As far as 'figuring out how to aggregate tweets', here's a thought: if people could consolidate their own thoughts into a useful and meaningful paragraph, tweets would be gone. Instead, tweets proliferate in an era of fingerpointing. "Over there! Over here! Over there!" It's crap. Many blogs are crap for the same reason.
I note you left out Facebook, where people post content and someone else profits. When one reflects on how stupid people have to be to do that, one might become scared.
The Internet will squeak by. But it will become less and less meaningful (useful) if the trend of splitting content so that clicks per information increases.
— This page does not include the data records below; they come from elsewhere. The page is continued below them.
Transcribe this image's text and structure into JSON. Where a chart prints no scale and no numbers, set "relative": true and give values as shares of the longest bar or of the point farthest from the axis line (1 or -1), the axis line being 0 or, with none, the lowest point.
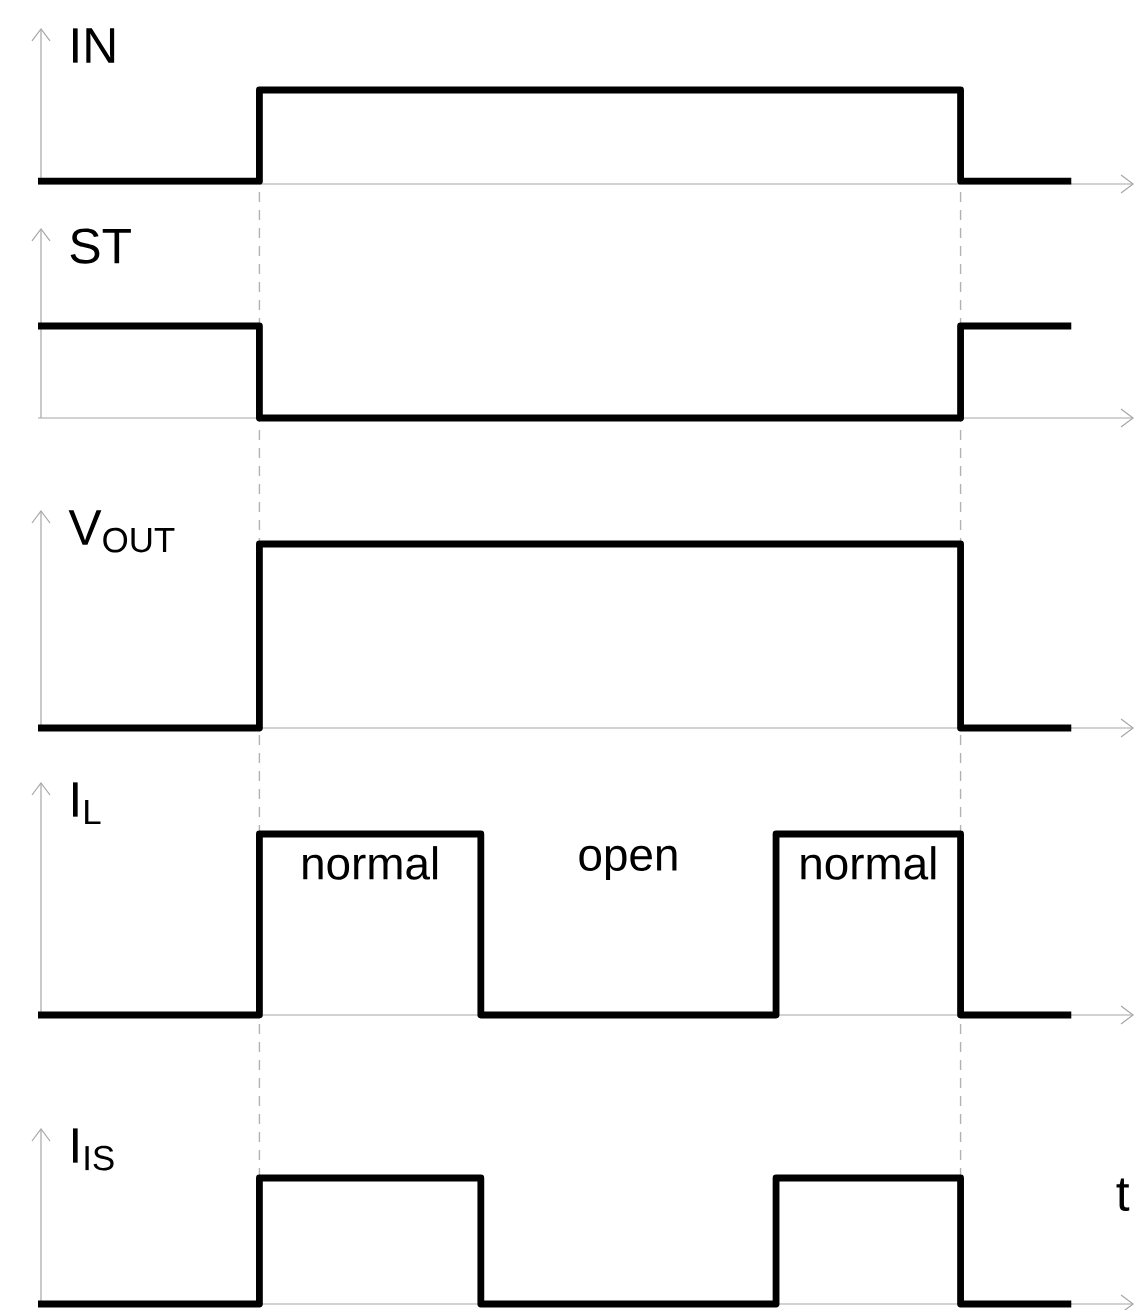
{
  "chart_data": [
    {
      "type": "step",
      "relative": true,
      "ylabel": "IN",
      "color": "#000000",
      "categories": [
        null,
        null,
        null,
        null,
        null,
        null,
        null,
        null,
        null,
        null,
        null,
        null,
        null,
        null,
        null,
        null,
        null,
        null,
        null,
        null,
        null,
        null,
        null,
        null,
        null,
        null,
        null,
        null,
        null
      ],
      "values": [
        0.03,
        0.03,
        0.03,
        0.03,
        0.03,
        0.03,
        1,
        1,
        1,
        1,
        1,
        1,
        1,
        1,
        1,
        1,
        1,
        1,
        1,
        1,
        1,
        1,
        1,
        1,
        1,
        0.03,
        0.03,
        0.03,
        0.03
      ]
    },
    {
      "type": "step",
      "relative": true,
      "ylabel": "ST",
      "color": "#000000",
      "categories": [
        null,
        null,
        null,
        null,
        null,
        null,
        null,
        null,
        null,
        null,
        null,
        null,
        null,
        null,
        null,
        null,
        null,
        null,
        null,
        null,
        null,
        null,
        null,
        null,
        null,
        null,
        null,
        null,
        null
      ],
      "values": [
        1,
        1,
        1,
        1,
        1,
        1,
        0,
        0,
        0,
        0,
        0,
        0,
        0,
        0,
        0,
        0,
        0,
        0,
        0,
        0,
        0,
        0,
        0,
        0,
        0,
        1,
        1,
        1,
        1
      ]
    },
    {
      "type": "step",
      "relative": true,
      "ylabel": "V$_{OUT}$",
      "color": "#000000",
      "categories": [
        null,
        null,
        null,
        null,
        null,
        null,
        null,
        null,
        null,
        null,
        null,
        null,
        null,
        null,
        null,
        null,
        null,
        null,
        null,
        null,
        null,
        null,
        null,
        null,
        null,
        null,
        null,
        null,
        null
      ],
      "values": [
        0,
        0,
        0,
        0,
        0,
        0,
        1,
        1,
        1,
        1,
        1,
        1,
        1,
        1,
        1,
        1,
        1,
        1,
        1,
        1,
        1,
        1,
        1,
        1,
        1,
        0,
        0,
        0,
        0
      ]
    },
    {
      "type": "step",
      "relative": true,
      "ylabel": "I$_{L}$",
      "color": "#000000",
      "categories": [
        null,
        null,
        null,
        null,
        null,
        null,
        null,
        null,
        null,
        null,
        null,
        null,
        null,
        null,
        null,
        null,
        null,
        null,
        null,
        null,
        null,
        null,
        null,
        null,
        null,
        null,
        null,
        null,
        null
      ],
      "values": [
        0,
        0,
        0,
        0,
        0,
        0,
        1,
        1,
        1,
        1,
        1,
        1,
        0,
        0,
        0,
        0,
        0,
        0,
        0,
        0,
        1,
        1,
        1,
        1,
        1,
        0,
        0,
        0,
        0
      ],
      "annotations": [
        "normal",
        "open",
        "normal"
      ]
    },
    {
      "type": "step",
      "relative": true,
      "ylabel": "I$_{IS}$",
      "xlabel": "t",
      "color": "#000000",
      "categories": [
        null,
        null,
        null,
        null,
        null,
        null,
        null,
        null,
        null,
        null,
        null,
        null,
        null,
        null,
        null,
        null,
        null,
        null,
        null,
        null,
        null,
        null,
        null,
        null,
        null,
        null,
        null,
        null,
        null
      ],
      "values": [
        0,
        0,
        0,
        0,
        0,
        0,
        1,
        1,
        1,
        1,
        1,
        1,
        0,
        0,
        0,
        0,
        0,
        0,
        0,
        0,
        1,
        1,
        1,
        1,
        1,
        0,
        0,
        0,
        0
      ]
    }
  ]
}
Nesting instincts. People spend a lot of time talking about nesting. Few people... understand... that nesting instincts are not global, they're for subsets of nests. The whole nesting concept has been taken to heart so seriously because of the self-interest.
The web can be better. But it won't get better until people actually elevate the common good over the individual good. And elevate the long term good over the short term good.
So thanks for the compliments, but... I disagree with some of what you wrote... and that makes me question the compliments as well. :-) Thanks, though. I enjoyed your sharing of your perspective, even if I don't agree.
(This is me... I just haven't logged in. New machine, all that.)